Another major challenge is permitting. The intent is good; protecting communities and environments, but the process is fragmented and slow. In many cases, it takes longer to permit a transmission line than to build it. That mismatch between urgency and bureaucracy creates massive delays in climate and resilience projects.
Finally, impact capital in this space often favors “visible” climate solutions over enabling infrastructure. But solving the energy transition requires investing in the backbone technologies that allow everything else to scale.
In short, the biggest challenges are slow deployment tools, slow permitting, and slow capital alignment when climate timelines demand speed.
“Clean energy isn’t the problem, infrastructure is; without fixing how we build, nothing scales.”
Troy, what is your long-term vision and how do you measure & quantify your impact?
Our long-term vision is to make clean, resilient underground infrastructure fast, affordable, and accessible enough to unlock the global energy transition. If we can remove the bottlenecks to building transmission, water systems, and broadband, we enable every other climate solution to scale. We measure impact through tangible, engineering-driven metrics: the speed and cost reductions we achieve in underground construction; the carbon emissions avoided compared to conventional trenching and tunneling; the miles of transmission and utilities we make possible; and the communities gaining safer, more resilient infrastructure.
What are some misconceptions you’ve noticed regarding what “impact” is all about?

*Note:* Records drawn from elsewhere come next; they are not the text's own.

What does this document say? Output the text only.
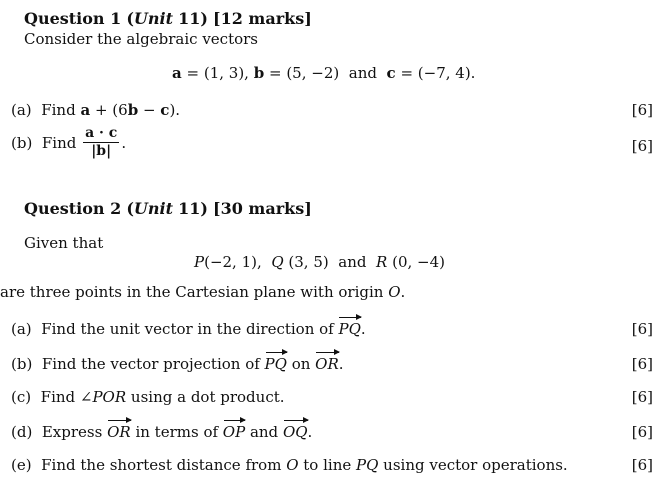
Question 1 (Unit 11) [12 marks]
Consider the algebraic vectors
a = (1, 3), b = (5, −2) and c = (−7, 4).
(a) Find a + (6b − c).	[6]
(b) Find $\frac{a \cdot c}{|b|}$ .	[6]
Question 2 (Unit 11) [30 marks]
Given that
P(−2, 1), Q (3, 5) and R (0, −4)
are three points in the Cartesian plane with origin O.
(a) Find the unit vector in the direction of PQ.	[6]
(b) Find the vector projection of PQ on OR.	[6]
(c) Find ∠POR using a dot product.	[6]
(d) Express OR in terms of OP and OQ.	[6]
(e) Find the shortest distance from O to line PQ using vector operations.	[6]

One of the biggest misconceptions I see is the idea that “impact” is a feel-good add-on rather than a hard, technical requirement for scaling the future. In reality, impactful solutions often involve deep engineering, long timelines, and infrastructure that isn’t glamorous but absolutely essential. People tend to imagine impact as solar panels, EVs, or tree-planting; they don’t always think about the "boring" backbone that makes all climate solutions actually deployable.
Another misconception is that impact and financial performance are trade-offs. In my experience, the opposite is true. The world’s most urgent infrastructure problems, like grid congestion, water scarcity, and broadband inequality, are trillion-dollar opportunities. Solving them responsibly is both socially beneficial and economically compelling.
There’s also a belief that impact is measured only by direct reductions in carbon. But enabling infrastructure can multiply climate benefits far beyond what a single project can report. When we build tunneling technology that accelerates transmission lines, for example, we’re enabling gigawatts of clean energy that otherwise wouldn’t reach the grid.
Lastly, “impact” is sometimes treated as a branding exercise. For us, it’s the mission and the mandate.